Al punto del tema de Mill: los autócratas tienen muchas ventajas; a los considerables resortes y recursos del poder que detentan, se suma frecuentemente la ausencia de opciones de liderazgo eficaz entre quienes les rechazan. Por esto se sostienen en el tiempo. Lo que sí será culpa de nosotros es que continuemos, holgazanamente, creyendo que los dirigentes que han producido nuestra actual situación–los que permitieron en 1998 que un candidato como Chávez, que un año antes sólo tenía a su favor entre 6 y 8% de la intención de voto, alcanzara el poder—y que, luego, continuaron cometiendo errores—el «Carmonazo», el suicida paro petrolero, el desastre del revocatorio, la entrega de la Asamblea Nacional en 2005, la prédica a favor de la aplicación ciega del artículo 350 y las guarimbas de Peña Esclusa—, pueden ser los sucesores del cataclísmico Chávez a pesar de que no han cambiado fundamentalmente su práctica política. Si pensamos que todo aquel que se diga oponente de Chávez es bueno; si dejamos cómodamente en la Mesa de la Unidad Democrática, hija mejorada pero casi idéntica de la fracasada Coordinadora Democrática, la identificación del sucesor correcto, entonces se nos aplicará el terrible anatema de John Stuart Mill: seremos un pueblo «más o menos incapaz de libertad».

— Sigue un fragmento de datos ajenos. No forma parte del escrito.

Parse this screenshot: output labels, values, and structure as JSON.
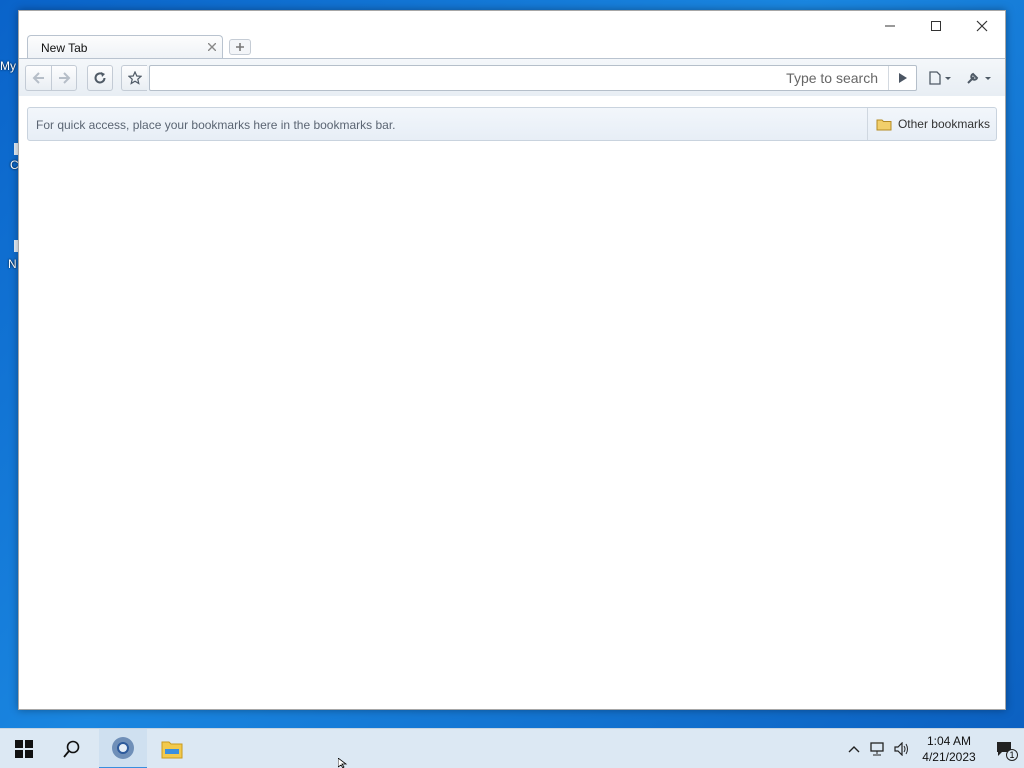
{
  "desktop": {
    "fragments": [
      "My",
      "C",
      "N"
    ]
  },
  "browser": {
    "tab": {
      "title": "New Tab"
    },
    "omnibox": {
      "value": "",
      "placeholder": "Type to search"
    },
    "bookmarks_bar": {
      "hint": "For quick access, place your bookmarks here in the bookmarks bar.",
      "other_label": "Other bookmarks"
    }
  },
  "icons": [
    "minimize-icon",
    "maximize-icon",
    "close-icon",
    "back-icon",
    "forward-icon",
    "reload-icon",
    "star-icon",
    "go-icon",
    "page-menu-icon",
    "wrench-icon",
    "folder-icon",
    "windows-start-icon",
    "search-icon",
    "chromium-icon",
    "file-explorer-icon",
    "chevron-up-icon",
    "network-icon",
    "volume-icon",
    "notification-icon"
  ],
  "taskbar": {
    "clock": {
      "time": "1:04 AM",
      "date": "4/21/2023"
    },
    "notification_count": "1"
  },
  "colors": {
    "desktop": "#0a63c9",
    "taskbar": "#dce8f3",
    "accent": "#3a8fde"
  }
}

No es siempre la salida la protesta masiva al estilo egipcio, o la que la mayoría de los venezolanos escenificó en 2002. Lo importante es lo que vendría después: un sucesor que debiera ser idóneo. (Vea, por favor, una lectura varias veces recomendada en este blog: Retrato hablado). En 2012 pudiéramos encontrarlo, si no nos dejamos llevar por el facilismo político.
Hay quienes juran que Chávez no entregaría el poder si pierde las elecciones. Yo pienso lo contrario; el 8 de febrero escribí aquí: “No habrá fraude electoral. Hugo Chávez es de temperamento épico. Eso significa que le importa mucho cómo será recordado por la historia. No quiere ser recordado como un hombre que retuvo fraudulentamente el poder. (…) No habrá fraude electoral. Quien gane o pierda en 2012 habrá ganado o perdido en realidad”. (Neurochaparrón).